Emin Baba'nın rehin tutulduğu mafya evinden kurtulması da çok saçmaydı. Eli silahlı nöbetçinin yufka yürekli olduğunu psikolog gibi şıp diye anladı, üç cümle ile adamı çözdü ve kendisine doğrultulan silaha rağmen "Haydi Allah'a emanet ol" deyip, elini kolunu sallayarak evden çıktı. Nöbetçi ise "Yahu bu adamı bıraktığım için beni paramparça ederler. Bari öldürmeyeyim de şu sandalyeye bağlayayım" demedi.
Ardından Emin Baba'nın kullandığı otomobile bir araç çarptı. Bu kazadan sonra Emin Baba hafızasını hepten yitirdi, evsizler gibi yaşamaya başladı. İyi de, o kaza hiç mi zapta, rapta alınmadı? Aracın içindeki adam hiç mi merak edilmedi, araştırılmadı?

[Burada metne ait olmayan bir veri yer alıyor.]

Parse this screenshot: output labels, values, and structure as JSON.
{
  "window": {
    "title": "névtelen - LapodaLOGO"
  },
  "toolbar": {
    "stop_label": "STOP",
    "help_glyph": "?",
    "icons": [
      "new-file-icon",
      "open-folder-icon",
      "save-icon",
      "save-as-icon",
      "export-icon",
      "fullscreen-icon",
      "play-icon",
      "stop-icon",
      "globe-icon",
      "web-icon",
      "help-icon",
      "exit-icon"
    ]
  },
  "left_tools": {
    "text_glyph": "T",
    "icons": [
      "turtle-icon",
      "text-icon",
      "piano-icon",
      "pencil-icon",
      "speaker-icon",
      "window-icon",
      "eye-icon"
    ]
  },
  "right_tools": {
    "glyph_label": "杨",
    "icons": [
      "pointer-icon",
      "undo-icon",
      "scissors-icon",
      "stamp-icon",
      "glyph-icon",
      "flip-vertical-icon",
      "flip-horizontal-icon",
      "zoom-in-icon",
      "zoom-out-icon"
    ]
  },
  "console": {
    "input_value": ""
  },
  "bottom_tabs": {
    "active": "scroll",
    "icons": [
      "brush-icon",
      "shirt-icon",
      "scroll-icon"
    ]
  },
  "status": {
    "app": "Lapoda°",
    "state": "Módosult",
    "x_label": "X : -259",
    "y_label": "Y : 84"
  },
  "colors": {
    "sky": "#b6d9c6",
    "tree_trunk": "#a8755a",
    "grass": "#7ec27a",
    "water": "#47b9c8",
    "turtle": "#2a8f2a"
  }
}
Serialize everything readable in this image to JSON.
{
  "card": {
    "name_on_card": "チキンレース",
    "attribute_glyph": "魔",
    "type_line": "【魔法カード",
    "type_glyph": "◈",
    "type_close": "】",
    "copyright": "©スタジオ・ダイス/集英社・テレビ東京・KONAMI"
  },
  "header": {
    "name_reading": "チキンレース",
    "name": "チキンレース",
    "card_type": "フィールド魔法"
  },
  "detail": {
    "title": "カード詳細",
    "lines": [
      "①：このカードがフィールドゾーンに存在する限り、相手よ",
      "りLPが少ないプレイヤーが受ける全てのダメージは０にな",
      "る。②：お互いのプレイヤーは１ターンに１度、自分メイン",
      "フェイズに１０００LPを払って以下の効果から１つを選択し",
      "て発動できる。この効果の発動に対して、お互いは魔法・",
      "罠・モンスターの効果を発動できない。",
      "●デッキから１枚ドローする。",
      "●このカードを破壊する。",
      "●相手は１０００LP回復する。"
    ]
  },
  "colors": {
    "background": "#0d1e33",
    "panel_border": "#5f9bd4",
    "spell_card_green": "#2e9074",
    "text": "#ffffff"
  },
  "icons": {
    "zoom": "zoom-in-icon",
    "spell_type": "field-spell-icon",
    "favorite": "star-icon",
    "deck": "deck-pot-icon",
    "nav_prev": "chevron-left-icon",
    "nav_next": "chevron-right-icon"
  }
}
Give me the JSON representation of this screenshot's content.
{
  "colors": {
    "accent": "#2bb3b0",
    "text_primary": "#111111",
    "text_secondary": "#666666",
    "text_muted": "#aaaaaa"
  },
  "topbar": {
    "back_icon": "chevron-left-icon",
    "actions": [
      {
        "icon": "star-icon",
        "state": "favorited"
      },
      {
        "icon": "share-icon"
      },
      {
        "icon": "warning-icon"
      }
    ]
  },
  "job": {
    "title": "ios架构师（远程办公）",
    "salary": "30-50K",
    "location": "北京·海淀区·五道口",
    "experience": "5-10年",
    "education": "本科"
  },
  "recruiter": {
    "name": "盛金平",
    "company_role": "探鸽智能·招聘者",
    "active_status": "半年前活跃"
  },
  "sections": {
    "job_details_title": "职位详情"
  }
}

Bölümün başındaki havuzda boğuşma sahnesi de akıl alır gibi değildi. Eski kocası, Büşra'yı sahildeki bir süs havuzunda 10 dakika boğmaya çalışıyor. Sonra kızı kurtarmak için gelen Kadir ile İlhan onunla bir 10 dakika daha çatışıyor. Bıraktım polisi ve bekçiyi, günün 24 saati insandan geçilmeyen o muhitte bir Allah'ın kulu etrafta görünmüyor. Polis ise en az 20 dakika sonra olay yerine intikal ediyor.
Bir başka akıl zorlayan konu ise karnına kurşun yiyen Kadir'in neredeyse iki saat sonra hastaneden çıkıp, hiçbir şey olmamış gibi hoplaya zıplaya hayatına devam etmesiydi. Kadir'in süper güçlere sahip olduğunun (!) bir başka göstergesi ise koca camide 50 metre mesafeden, pervaza bırakılan yüzüğü görebilmesiydi.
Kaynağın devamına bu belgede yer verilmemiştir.